C’était à la fin des années 80. J’étais pigiste et cumulais parfois jusqu’à 14 feuilles de paye en un mois, chacune pour des montants dérisoires. Autant dire que cette paperasse encombrait mes tiroirs dans lesquels je faisais périodiquement un tri drastique. Un jour de tri drastique, justement, j’avais le sourire aux lèvres : j’avais reçu un chèque de 9000 francs pour la réalisation d’un gros dossier. Neuf mille francs, 1372 €, ça ne veut rien dire pour vous, mais pour moi ça veut dire beaucoup, car à l’époque, avec cette somme, on vivait pendant plus d’un mois.

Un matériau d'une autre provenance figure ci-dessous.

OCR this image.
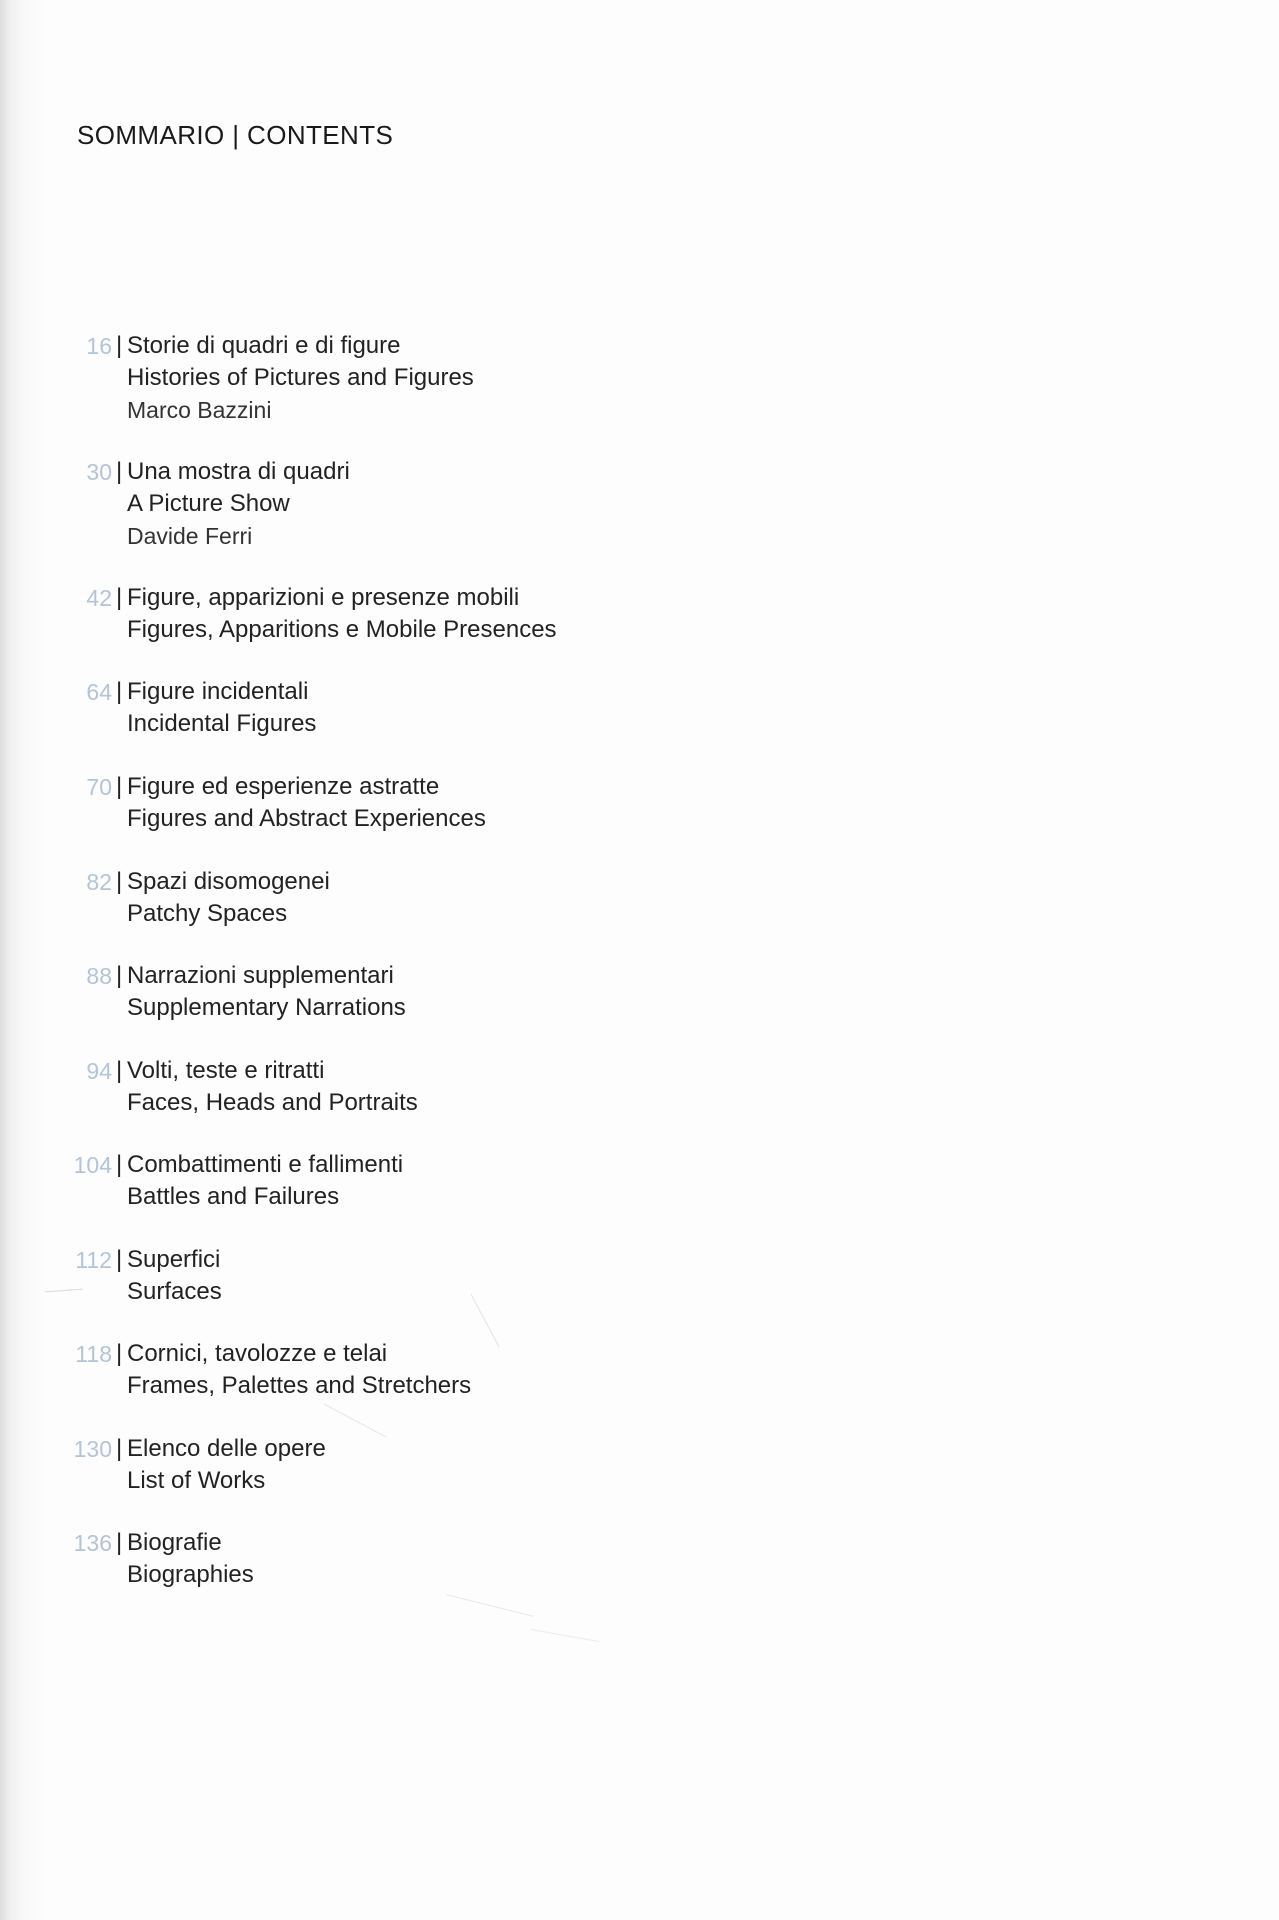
SOMMARIO | CONTENTS
16 | Storie di quadri e di figure
Histories of Pictures and Figures
Marco Bazzini
30 | Una mostra di quadri
A Picture Show
Davide Ferri
42 | Figure, apparizioni e presenze mobili
Figures, Apparitions e Mobile Presences
64 | Figure incidentali
Incidental Figures
70 | Figure ed esperienze astratte
Figures and Abstract Experiences
82 | Spazi disomogenei
Patchy Spaces
88 | Narrazioni supplementari
Supplementary Narrations
94 | Volti, teste e ritratti
Faces, Heads and Portraits
104 | Combattimenti e fallimenti
Battles and Failures
112 | Superfici
Surfaces
118 | Cornici, tavolozze e telai
Frames, Palettes and Stretchers
130 | Elenco delle opere
List of Works
136 | Biografie
Biographies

Dans l’après midi, je décidai d’aller mettre ce chèque à la banque. Plus de chèque ! Nulle part. Mon cœur s’arrêta, il le fait parfois en cas d’émotion forte, j’oublie aussi de respirer, je suis la reine de l’apnée. Je courus fébrile jusqu’à la poubelle. Poubelle renversée, moi à quatre pattes dans le tas de papiers et de détritus à la recherche du chèque. RIEN. Retour à mon bureau, fouille minutieuse de tous les tiroirs, en vain. J’étais désespérée, car il était impensable de demander un autre chèque vu mes relations fraîchotes avec la compta. Ils m’auraient ri au nez : « Vous jetez vos chèques à la poubelle ? Vous ne devez pas en avoir bien besoin ! »
Je me couchai la mort dans l’âme en priant « Mon Dieu, mon Dieu, fais que je retrouve ce chèque et je croirai en Toi ». On a beau être agnostique, on garde un fond de pensée magique.
Dans la nuit, j’entendis une voix forte : « Françoise, ton chèque est dans le troisième bureau du meuble blanc, va-y !» J’allumai ma lampe : quatre heures du matin ! Je devais avoir rêvé, et même si mon chèque y était, il attendrait bien jusqu’à 7h. J’éteignis, m’assoupis, mais la voix hurla dans mon oreille : « Va z-y MAINTENANT !!! » J’allai dans mon bureau, ouvris le tiroir que j’avais entièrement fouillé la veille, feuilletai un à un tous les papiers et dossiers qui s’y trouvaient. RIEN. La voix s’était bien foutue de moi ! Ulcérée, je remis chaque dossier en place, et en soulevant le dernier par la tranche, les pages s’en écartèrent, mon chèque s’envola gracieusement et atterrit à mes pieds.
Quelques années plus tard, je me trouvais en Grèce sur un bateau qui tomba en panne au large sous un soleil de plomb. Yannis (le plongeur dont je vous ai déjà parlé) et son pilote suèrent vingt minutes sans arriver à faire démarrer le moteur. Je les écartai d’un revers de main. « Attendez, j’ai peut-être une solution ». D’une voix de stentor sur la mer d’huile, je criai : « Dieu, on est en panne, on crève de chaud et la femme de Yannis va s’inquiéter. Si tu existes, fais quelque chose et je croirai en Toi ! » Puis, m’adressant au pilote : « Essaie de démarrer. » Il éclata de rire, tira sur la manette… et le moteur démarra en ahanant un peu.
Yannis, qui est croyant, fut surpris de mes relations intimes avec Dieu. Mon cher et tendre, est-ce l’Amour ? - suppose que je suis Dieu sans le savoir et impose ma volonté au Destin. Un ami pragmatique pense que j’ai retrouvé mon chèque parce que mon inconscient a retracé tous mes gestes de la journée et m’a fait retrouver où il était. OK, mais quid du moteur du bateau ? Moi, toujours agnostique (qui ne signifie pas « je ne crois pas », mais « je ne sais pas ») j’ai tendance à croire que la confiance dans la Vie et la force du mental, peuvent agir sur les choses et les événements. Est-ce ou non vrai ? Peu importe, tant que ça marche.